Cabbage is one of numerous items being offered from Michigan this summer. ( E. Miedema & Sons )

Labor has been an issue for some Michigan producers, while for others the H-2A program has been a stabilizing element.

Steve Haaksma, sales manager for Byron Center, Mich.-based E. Miedema & Sons, said labor is always a wild card.

“Right now we have enough labor,” Haaksma said, then paused to knock on his wooden desk, only partly in jest.

“We’ve had a lot of families that work for us that come up year after year, and they treat us well and we in turn treat them well. We hope to have another good year labor-wise. I know a lot of farms can’t say that.”

He noted the company uses an incentive program to reward employees that begin and end the season with E. Miedema & Sons.
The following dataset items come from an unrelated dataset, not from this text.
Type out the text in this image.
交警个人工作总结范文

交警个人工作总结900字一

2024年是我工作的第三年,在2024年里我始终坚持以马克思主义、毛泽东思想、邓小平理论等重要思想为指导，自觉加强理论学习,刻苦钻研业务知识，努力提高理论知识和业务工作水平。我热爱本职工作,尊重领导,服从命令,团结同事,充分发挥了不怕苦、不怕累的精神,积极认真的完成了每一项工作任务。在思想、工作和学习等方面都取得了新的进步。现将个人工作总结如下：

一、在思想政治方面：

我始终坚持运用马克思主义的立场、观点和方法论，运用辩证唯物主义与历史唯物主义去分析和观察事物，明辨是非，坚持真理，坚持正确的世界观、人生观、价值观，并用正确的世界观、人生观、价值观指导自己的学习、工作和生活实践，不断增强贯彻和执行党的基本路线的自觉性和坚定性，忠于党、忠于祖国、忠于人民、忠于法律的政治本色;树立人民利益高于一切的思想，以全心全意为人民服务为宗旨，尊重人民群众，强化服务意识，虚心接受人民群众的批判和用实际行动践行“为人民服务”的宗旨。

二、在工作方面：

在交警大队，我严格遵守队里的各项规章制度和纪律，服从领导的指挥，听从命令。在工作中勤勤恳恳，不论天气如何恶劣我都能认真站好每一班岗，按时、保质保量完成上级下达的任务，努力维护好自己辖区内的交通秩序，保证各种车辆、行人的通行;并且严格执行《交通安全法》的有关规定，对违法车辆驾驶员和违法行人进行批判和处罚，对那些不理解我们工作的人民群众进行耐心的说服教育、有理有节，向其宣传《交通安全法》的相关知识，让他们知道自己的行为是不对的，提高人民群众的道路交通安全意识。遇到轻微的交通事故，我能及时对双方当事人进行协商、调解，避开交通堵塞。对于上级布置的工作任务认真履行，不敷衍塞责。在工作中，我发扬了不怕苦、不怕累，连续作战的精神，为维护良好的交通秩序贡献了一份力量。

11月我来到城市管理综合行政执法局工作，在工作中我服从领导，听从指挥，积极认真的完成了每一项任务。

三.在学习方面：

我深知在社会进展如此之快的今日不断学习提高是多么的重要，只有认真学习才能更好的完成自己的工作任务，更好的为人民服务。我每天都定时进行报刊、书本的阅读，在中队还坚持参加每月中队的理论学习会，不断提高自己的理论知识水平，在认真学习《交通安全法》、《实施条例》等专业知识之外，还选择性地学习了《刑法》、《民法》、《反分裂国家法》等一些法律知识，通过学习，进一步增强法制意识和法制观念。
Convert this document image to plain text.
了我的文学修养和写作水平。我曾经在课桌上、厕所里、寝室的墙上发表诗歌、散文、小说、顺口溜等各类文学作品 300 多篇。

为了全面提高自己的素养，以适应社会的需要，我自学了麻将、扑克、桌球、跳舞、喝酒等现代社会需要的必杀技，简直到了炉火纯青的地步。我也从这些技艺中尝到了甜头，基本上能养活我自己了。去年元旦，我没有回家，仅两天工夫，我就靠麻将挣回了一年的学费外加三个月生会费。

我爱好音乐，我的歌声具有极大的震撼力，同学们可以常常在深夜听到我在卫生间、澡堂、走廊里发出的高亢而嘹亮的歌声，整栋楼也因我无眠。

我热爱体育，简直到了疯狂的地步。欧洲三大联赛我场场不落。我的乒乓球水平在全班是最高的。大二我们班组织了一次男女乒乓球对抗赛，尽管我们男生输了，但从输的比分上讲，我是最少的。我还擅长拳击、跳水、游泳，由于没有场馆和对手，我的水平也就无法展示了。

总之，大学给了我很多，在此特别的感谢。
Loren Buurma, partner in Buurma Farms in Gregory, Mich., said the company expects to be in good shape, having had good crews in 2017 and planning for them to come back.

Operations manager Justin Finkler and account manager Trish Taylor said labor has been consistent and adequate for Sparta, Mich.-based Riveridge Produce Marketing.

Fred Leitz Jr., partner in Sodus, Mich.-based Leitz Farms. said his company has been able to meet its labor needs with H-2A, but he noted that some neighbors who don’t use the program have been a little short.

Todd DeWaard, sales manager for Hudsonville, Mich.-based Superior Sales, described a similar dynamic.

“(It) continues to be a struggle for our smaller growers,” DeWaard said.

“Growers that are not utilizing the H-2A program due to being too small are struggling to find help. We have seen this become an issue over the past five years, and (it) seems to have come to a head the past 2-3 years in particular,” he said.

“A lot of our smaller growers cut back 50% last year, and some are looking at the possibility of not farming at all if things do not change on the labor front.”